Все приличные люди знают — Йен Кёртис самоустранился из этого мира уже 35 лет назад. Некоторые “отмечают” это событие прослушиванием “Идиота” Игги Попа и просмотром “Строшека” Вернера Херцога, едва ли не идеального фильма для последнего дня жизни. Фильм без катарсиса, без визуальной и жизненной перспективы, без понятного героя. Тут дело не в “грустной” истории или отсутствии хэппи-энда — Херцог не размазывает сопли по лицу зрителя, а запихивает его на фуникулёр, сойти с которого нельзя. Фоном играет самая страшная музыка на свете — кантри.

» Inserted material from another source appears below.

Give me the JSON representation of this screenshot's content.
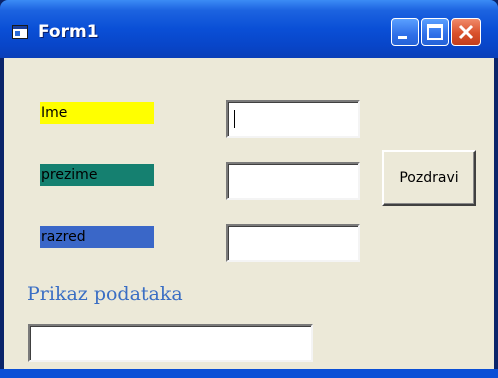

Тут есть пейзажи Америки, съемки с высоты птичьего полета, надежда на большие перемены — все это обман. Натура выглядит как картины Эдварда Хоппера — все плоское. Теснота и замкнутость — это про фильм Херцога. Визуальное пространство стремится к плоскости. В городских кадрах глубину заслоняют дома, в пейзажах деревья замыкают пространство, а интерьеры и сцены в автомобилях сняты таким образом, что люди ютятся в кадре, едва влезают в него. Виды Нью-Йорка “втоптаны” верхним ракурсом камеры в землю. Когда увозят американский дом Строшека, то у зрителя может появиться надежда на глубинную перспективу, но нет: лесополоса, находящаяся вдали, замыкает пространство, делает кадр плоским.
Можно сказать, что отсутствие перспективы носит тут метафорический характер. Вульгарно можно обобщить, что перспективы нет как в кадре, так и в жизни Бруно Строшека. Говоря о себе в третьем лице, он замыкает самого себя. В мире Херцога все находится внутри: как персонаж не должен раскрываться для зрителя, так и пространство не должно давать возможности для выхода, дальнейшего маневра.
Америка — культурный горизонт немецкого кинематографа семидесятых. Герои Херцога, Вендерса и прочих режиссеров Нового немецкого кино грезят об Америке, стремятся туда. Строшек добрался. Но для него не изменилось ровным счетом ничего. Америка тут демифологизируется, несмотря на наличие считываемых элементов культуры, во многом образующих этот миф (кантри-музыка, сравнение брошенного жизнью Строшека с изгнанными индейцами) становится очередным замкнутым пространством. Американская мечта упраздняется, о ней тут не может быть и речи.
Херцог даже в документальных работах регулярно стирает грань между вымыслом и реальностью — эти категории размыты в его кинематографе. Еще в анти-документальном фильме “Заметки о новом языке” Херцог упраздняет вербальную речь, показывая ее как скороговорку, текст в которой превращается в набор звуков, напоминающий музыку жанра кантри. В “Строшеке” есть отсылающий к “Заметкам” эпизод распродажи имущества, когда говорящий переходит на бешеную скороговорку, слова в которой едва ли возможно разобрать. Херцог отказывается от понятности языка на протяжении всего фильма. Эпилог с игрушечными курицами шокирует невозможностью прямого и ясного считывания. Герой интересен во многом из-за своей непонятности для зрителя.
Пространство кадра лишается перспективы также, как и язык лишается семантической значимости, возможности понимания и анализа. Текст остается текстом, язык лишь набором слов. Таким образом, Херцог показывает невозможность познания человека через вербальный язык.
Лицо и интонации Бруно С. не выражают ровным счетом ничего. Текст и его воплощение идут отдельно друг от друга. Херцог отказывается от возможности лица и языка выражать. Его герой всегда непонятен зрителю. Мы видим только следствия, но не причины. Генеалогия определенно не вызывает никакого интереса у Херцога.
Главный вопрос всего немецкого кинематографа: “Что такое человек?”. Вернер Херцог акцентирует внимание на местоимении “что”. Пространство тут давит человека, не нуждается в нем, как в лишней вещи. Для героев фильма “Строшек”, напротив, лишних вещей нет. Любая мелочевка, самодельная и практически бесполезная вещь, едва ли не возводится в культ, будь то бумажный кораблик, самодельный прибор для измерения магнетизма, своеобразный “телевизор” в тюремной камере. Избыточное становится не просто важным, а необходимым. Трудно однозначно сказать, насколько Строшек привязан к людям, но с вещами у него очень крепкие отношения. Можно сказать, что в финале, завернув себя в аксессуары, одежду и побрякушки, Строшек сам становится вещью, словно затерявшейся в пространстве, лишней деталью в механизме общества, без которой движение все равно будет продолжаться.